PHOTOGRAPHER’S TIP 54: TO PAY AND WHAT TO PAY – THAT IS THE QUESTION

Dance like everyone

Dance like everyone’s watching

As a professional photographer, I’m often confronted with the issue of whether or not to pay the people I photograph.

If I capture a quick snap, I tend to move on but if I invest time in a picture and the person or people I’m photographing do the same, I’m more than happy to pay them for their time.
That said, I certainly don’t want to encourage people to stick their hands out the minute someone takes their picture so it can be a delicate balance.
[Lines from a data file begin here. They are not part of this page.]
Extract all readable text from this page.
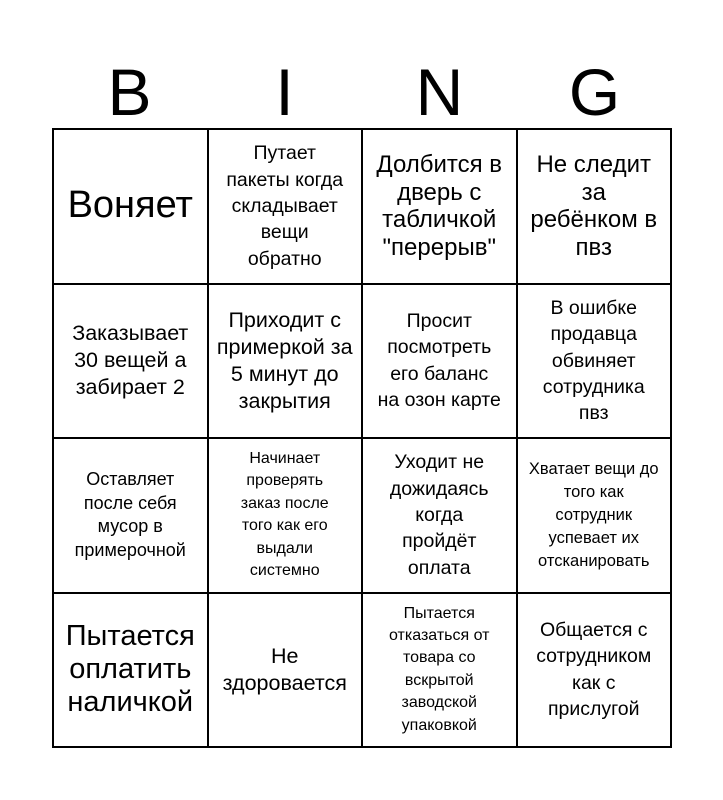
B	I	N	G
Воняет
Путает пакеты когда складывает вещи обратно
Долбится в дверь с табличкой "перерыв"
Не следит за ребёнком в пвз
Заказывает 30 вещей а забирает 2
Приходит с примеркой за 5 минут до закрытия
Просит посмотреть его баланс на озон карте
В ошибке продавца обвиняет сотрудника пвз
Оставляет после себя мусор в примерочной
Начинает проверять заказ после того как его выдали системно
Уходит не дожидаясь когда пройдёт оплата
Хватает вещи до того как сотрудник успевает их отсканировать
Пытается оплатить наличкой
Не здоровается
Пытается отказаться от товара со вскрытой заводской упаковкой
Общается с сотрудником как с прислугой
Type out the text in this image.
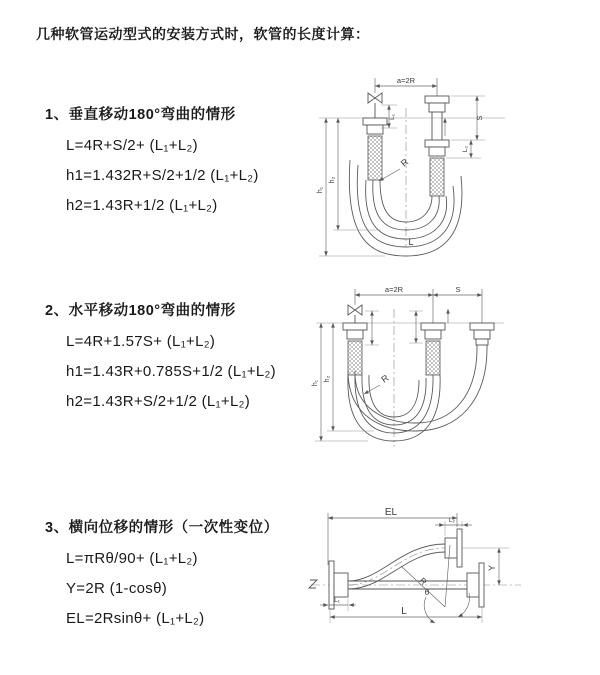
几种软管运动型式的安装方式时，软管的长度计算：
1、垂直移动180°弯曲的情形
L=4R+S/2+ (L₁+L₂)
h1=1.432R+S/2+1/2 (L₁+L₂)
h2=1.43R+1/2 (L₁+L₂)
2、水平移动180°弯曲的情形
L=4R+1.57S+ (L₁+L₂)
h1=1.43R+0.785S+1/2 (L₁+L₂)
h2=1.43R+S/2+1/2 (L₁+L₂)
3、横向位移的情形（一次性变位）
L=πRθ/90+ (L₁+L₂)
Y=2R (1-cosθ)
EL=2Rsinθ+ (L₁+L₂)
a=2R
R
L
h₁
h₂
L₁	S
L₂
a=2R	S
R
h₁
h₂
EL
L₂
Y
L
L₁
R
θ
While I’d like to think the fact I have them sign a model release in exchange for the payment distinguishes me as a professional photographer so they don’t expect payment whenever someone points a camera at them, having sampled the reward, its more likely there’s no going back.
But the question remains, if you do decide to pay them, how much is fair?
Obviously it can vary depending on the amount of time and organisation involved and the country I’m in but, as a rule, I’m keen to make it a fair and reasonable exchange that leaves everyone happy. Here in South Africa, I’ve been offering a days wage in the local economy (47 Rand or $5) to a person for a couple of hours attention which seems to delight everyone I’ve photographed. Importantly, regardless of where I am though, I always get it worked out first (as, I can assure you, you can come seriously unstuck as I once did in Papua New Guinea when an intimidating highlander wanted a mere $1 million for the picture I had just captured. Thankfully, we settled on a handful of betel nut. Street Value: $2.50. Personal Value: Immeasurable).

This series is of a Xhosa woman who would have gladly settled for the 47 Rand my guide, Nkuthalo, offered her to dress in traditional costume but she was such a delight to photograph, we paid her twice that to which she spontaneously burst into dance (below) like she’d won the lotto (I’m talking villagers several hills away came running to see what all the commotion was about).

The moral of the story if you’re making photographs abroad: Exceed people’s expectations and they’re likely to exceed yours.